Published also in Business Mirror

In Photo: DTI-EMB Director Senen M. Perlada projects Philippine exports to reach $122 billion by 2022.
THE Department of Trade and Industry-Export Marketing Bureau (DTI-EMB) is confident that the country’s exports will reach at least $122 billion by 2022, through the efforts of the electronics, processed food and beverages, and services sectors, particularly the information technology-business process management (IT-BPM) sector.

“There are moves to upscale our IT-BPM sector. There are challenges for the Philippines’s export growth. It is more risky. There are policy threats in major markets. There are constraints in what we’re doing in the negotiations in free-trade agreements, and there are technological breakdowns that we have to look at. The IT-BPM sector is not shielded from this, and we have to find ways to have more value-added IT-BPM that will make the services sector more relevant and productive for our economy,” DTI-EMB Director Senen M. Perlada said.

The DTI-EMB is working on the country’s exports to balance the trade and be able to address the growing trade deficit with the second-largest economy in the world. This November, the Philippines will participate at the China International Import Expo (CIIE), China’s biggest import exposition, that would give the Philippines the opportunity to sell to the consumer market in China.

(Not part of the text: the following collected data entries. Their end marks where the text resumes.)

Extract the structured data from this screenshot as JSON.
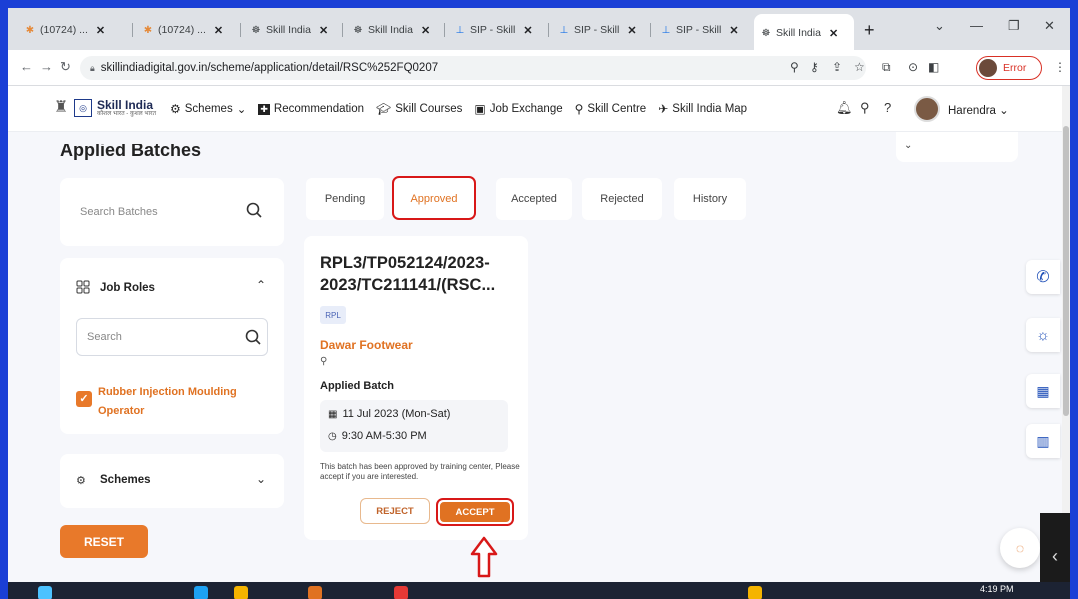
{
  "browser": {
    "tabs": [
      {
        "label": "(10724) ..."
      },
      {
        "label": "(10724) ..."
      },
      {
        "label": "Skill India"
      },
      {
        "label": "Skill India"
      },
      {
        "label": "SIP - Skill"
      },
      {
        "label": "SIP - Skill"
      },
      {
        "label": "SIP - Skill"
      },
      {
        "label": "Skill India"
      }
    ],
    "url": "skillindiadigital.gov.in/scheme/application/detail/RSC%252FQ0207",
    "profile_status": "Error"
  },
  "header": {
    "logo_title": "Skill India",
    "logo_tagline": "कौशल भारत - कुशल भारत",
    "menu": [
      {
        "label": "Schemes"
      },
      {
        "label": "Recommendation"
      },
      {
        "label": "Skill Courses"
      },
      {
        "label": "Job Exchange"
      },
      {
        "label": "Skill Centre"
      },
      {
        "label": "Skill India Map"
      }
    ],
    "user_name": "Harendra"
  },
  "page": {
    "title": "Applied Batches"
  },
  "sidebar": {
    "search_placeholder": "Search Batches",
    "job_roles_title": "Job Roles",
    "job_roles_search_placeholder": "Search",
    "job_role_selected": "Rubber Injection Moulding Operator",
    "schemes_title": "Schemes",
    "reset_label": "RESET"
  },
  "tabs": [
    {
      "label": "Pending"
    },
    {
      "label": "Approved"
    },
    {
      "label": "Accepted"
    },
    {
      "label": "Rejected"
    },
    {
      "label": "History"
    }
  ],
  "batch": {
    "title": "RPL3/TP052124/2023-2023/TC211141/(RSC...",
    "badge": "RPL",
    "company": "Dawar Footwear",
    "applied_label": "Applied Batch",
    "date": "11 Jul 2023 (Mon-Sat)",
    "time": "9:30 AM-5:30 PM",
    "note": "This batch has been approved by training center, Please accept if you are interested.",
    "reject_label": "REJECT",
    "accept_label": "ACCEPT"
  },
  "taskbar": {
    "clock": "4:19 PM"
  },
  "colors": {
    "accent": "#e8792a",
    "highlight": "#d81818",
    "frame": "#1a3fd6"
  }
}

The DTI-EMB pushes for wearables, furniture and furnishings, and gifts, décor and houseware as well as agricultural products, such as bananas, mangoes, papayas and pineapples.

“Because of the newfound wealth in China, a lot of consumers really want to try something that they would like to import from abroad. The CIIE will be the best platform for us to start doing that,” Perlada said.

He noted the DTI is strengthening the efforts of the country’s e-commerce sector to facilitate its participation in China’s huge e-commerce market.

“We have to address our suppliability. We have capacities for manufactured exports like electronics but, when it comes to fresh and processed foods, our difficulty is to have the quantity the market can absorb from us,” Perlada added.